CLEVELAND -- Aaron Rodgers can return as the Packers' quarterback next week with a chance to keep Green Bay in the playoff hunt, thanks to his backup, Brett Hundley.
Hundley threw three touchdown passes and completed 35-of-46 passes Sunday when the Packers (7-6) beat the Cleveland Browns 27-21 in overtime. He threw the game-winner to Davante Adams with 5:05 left in the extra session.
Hundley posted a 3-4 record while minding the store as Rodgers mended from a broken collarbone.
"My No. 1 thought going into it was to keep our hopes alive and make the playoffs," Hundley said. "We're still in it. At the end of the day, whatever happens, happens. I'm just here and if my number is called upon, I'll be ready. It was my No. 1 one goal, and we're still in it."
The Browns (0-13) went into the game with the plan of stopping the Packers on the ground and forcing Hundley to win the game. They held Green Bay to 22 rushing yards in the first half and had a 21-7 lead early in the fourth quarter.
Instead of Hundley cracking under pressure or throwing interceptions, he was poised and looked like a veteran, not a stand-in for Rodgers. The 2015 fifth-round draft pick from UCLA has eight touchdown passes and eight interceptions during his seven-game starting stretch.
"His instincts and awareness, in particular, when he has to extend plays is exceptional," Packers head coach Mike McCarthy said. "I mean, he's always played that way. You can see that from all the way back in college. The way he steps out of sacks and made some key plays with his feet.
"I thought he did a heck of a job. He's got to run and manage a wide-open offense. That was the first time we really cut it loose like that, and he did a heck of a job."
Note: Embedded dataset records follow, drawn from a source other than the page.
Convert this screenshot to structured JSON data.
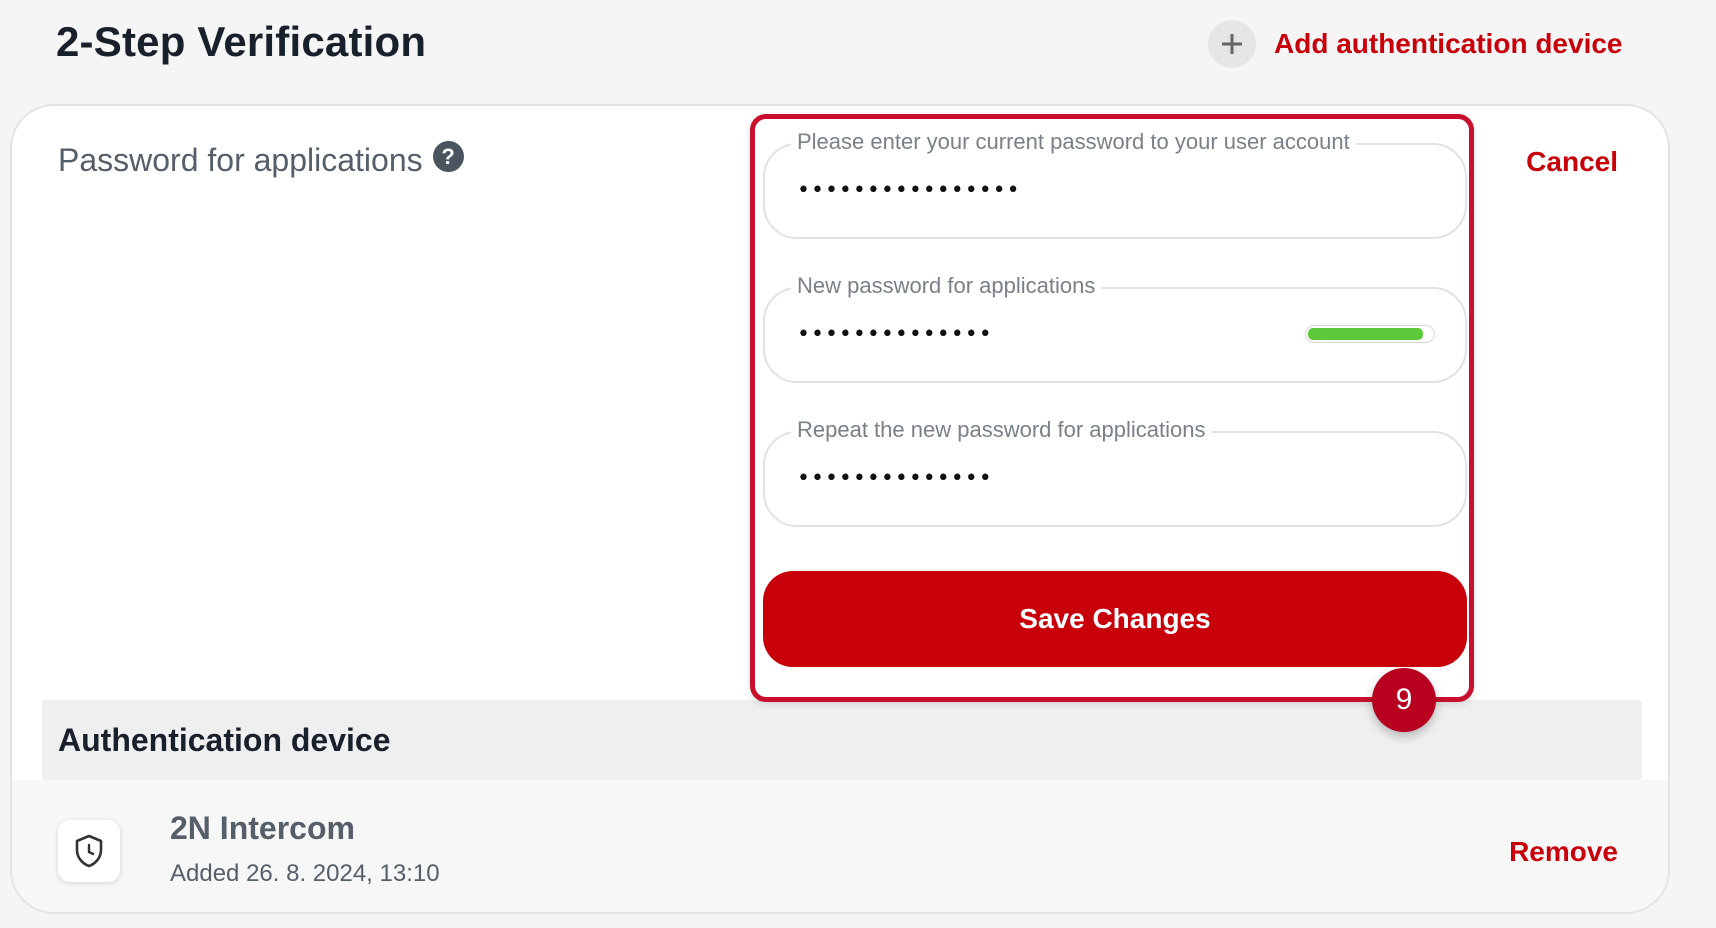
{
  "header": {
    "title": "2-Step Verification",
    "add_device_label": "Add authentication device",
    "add_icon": "plus-icon"
  },
  "password_section": {
    "title": "Password for applications",
    "help_icon": "question-icon",
    "help_glyph": "?",
    "cancel_label": "Cancel"
  },
  "form": {
    "current_password": {
      "label": "Please enter your current password to your user account",
      "value": "••••••••••••••••"
    },
    "new_password": {
      "label": "New password for applications",
      "value": "••••••••••••••",
      "strength_fraction": 0.93,
      "strength_color": "#5cc93b"
    },
    "repeat_password": {
      "label": "Repeat the new password for applications",
      "value": "••••••••••••••"
    },
    "save_label": "Save Changes"
  },
  "step_badge": "9",
  "auth_devices": {
    "section_title": "Authentication device",
    "items": [
      {
        "icon": "shield-clock-icon",
        "name": "2N Intercom",
        "added": "Added 26. 8. 2024, 13:10",
        "remove_label": "Remove"
      }
    ]
  },
  "colors": {
    "accent": "#c8000a",
    "highlight_border": "#c8102e",
    "badge": "#b80020"
  }
}
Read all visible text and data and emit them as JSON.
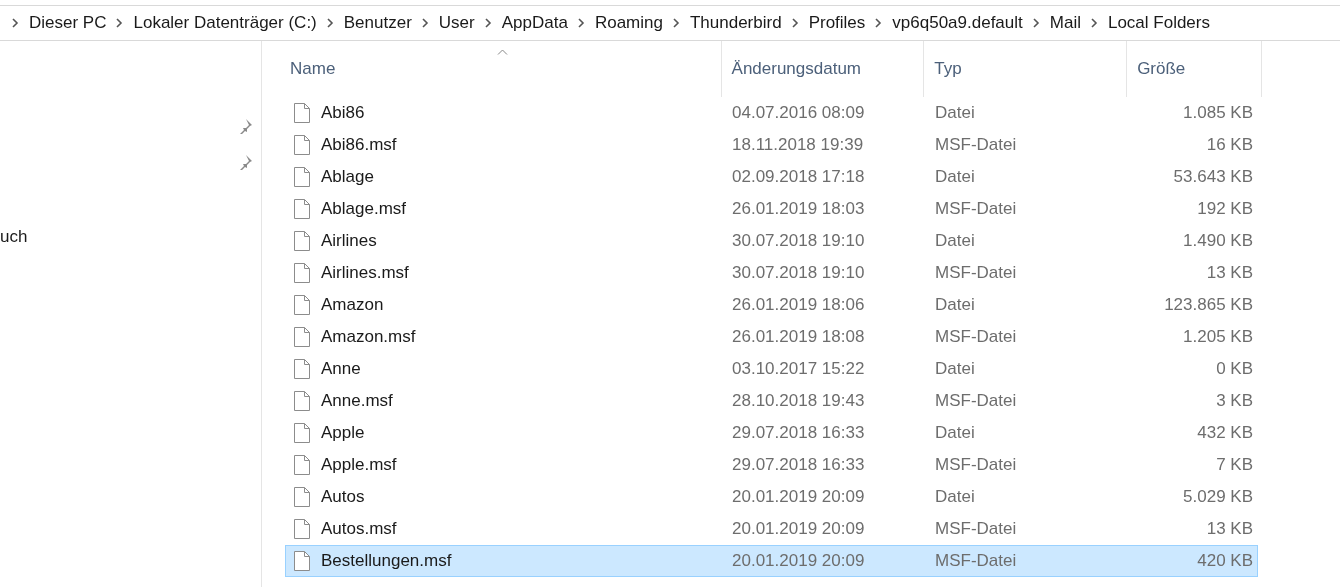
{
  "breadcrumb": [
    "Dieser PC",
    "Lokaler Datenträger (C:)",
    "Benutzer",
    "User",
    "AppData",
    "Roaming",
    "Thunderbird",
    "Profiles",
    "vp6q50a9.default",
    "Mail",
    "Local Folders"
  ],
  "navigation": {
    "items": [
      {
        "label": "uch"
      }
    ]
  },
  "table": {
    "columns": [
      "Name",
      "Änderungsdatum",
      "Typ",
      "Größe"
    ],
    "rows": [
      {
        "name": "Abi86",
        "date": "04.07.2016 08:09",
        "type": "Datei",
        "size": "1.085 KB",
        "selected": false
      },
      {
        "name": "Abi86.msf",
        "date": "18.11.2018 19:39",
        "type": "MSF-Datei",
        "size": "16 KB",
        "selected": false
      },
      {
        "name": "Ablage",
        "date": "02.09.2018 17:18",
        "type": "Datei",
        "size": "53.643 KB",
        "selected": false
      },
      {
        "name": "Ablage.msf",
        "date": "26.01.2019 18:03",
        "type": "MSF-Datei",
        "size": "192 KB",
        "selected": false
      },
      {
        "name": "Airlines",
        "date": "30.07.2018 19:10",
        "type": "Datei",
        "size": "1.490 KB",
        "selected": false
      },
      {
        "name": "Airlines.msf",
        "date": "30.07.2018 19:10",
        "type": "MSF-Datei",
        "size": "13 KB",
        "selected": false
      },
      {
        "name": "Amazon",
        "date": "26.01.2019 18:06",
        "type": "Datei",
        "size": "123.865 KB",
        "selected": false
      },
      {
        "name": "Amazon.msf",
        "date": "26.01.2019 18:08",
        "type": "MSF-Datei",
        "size": "1.205 KB",
        "selected": false
      },
      {
        "name": "Anne",
        "date": "03.10.2017 15:22",
        "type": "Datei",
        "size": "0 KB",
        "selected": false
      },
      {
        "name": "Anne.msf",
        "date": "28.10.2018 19:43",
        "type": "MSF-Datei",
        "size": "3 KB",
        "selected": false
      },
      {
        "name": "Apple",
        "date": "29.07.2018 16:33",
        "type": "Datei",
        "size": "432 KB",
        "selected": false
      },
      {
        "name": "Apple.msf",
        "date": "29.07.2018 16:33",
        "type": "MSF-Datei",
        "size": "7 KB",
        "selected": false
      },
      {
        "name": "Autos",
        "date": "20.01.2019 20:09",
        "type": "Datei",
        "size": "5.029 KB",
        "selected": false
      },
      {
        "name": "Autos.msf",
        "date": "20.01.2019 20:09",
        "type": "MSF-Datei",
        "size": "13 KB",
        "selected": false
      },
      {
        "name": "Bestellungen.msf",
        "date": "20.01.2019 20:09",
        "type": "MSF-Datei",
        "size": "420 KB",
        "selected": true
      }
    ]
  }
}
The Browns knew Hundley could run, but he beat them with his arm, too. He ran seven times for 31 yards. A 5-yard gain on a quarterback draw to inside the 1 in the fourth quarter set up the tying touchdown on a pass to Adams with 17 seconds left in regulation.
"It's just crunch-time situations," Hundley said. "Big-time players make big-time plays. My dad used to say that over and over growing up, and that's where it resonates in these kinds of situations with me. It's still football. You just have to perform. I wish we could do this from the start and just carry it forward for 60 minutes, but we did what we had to do."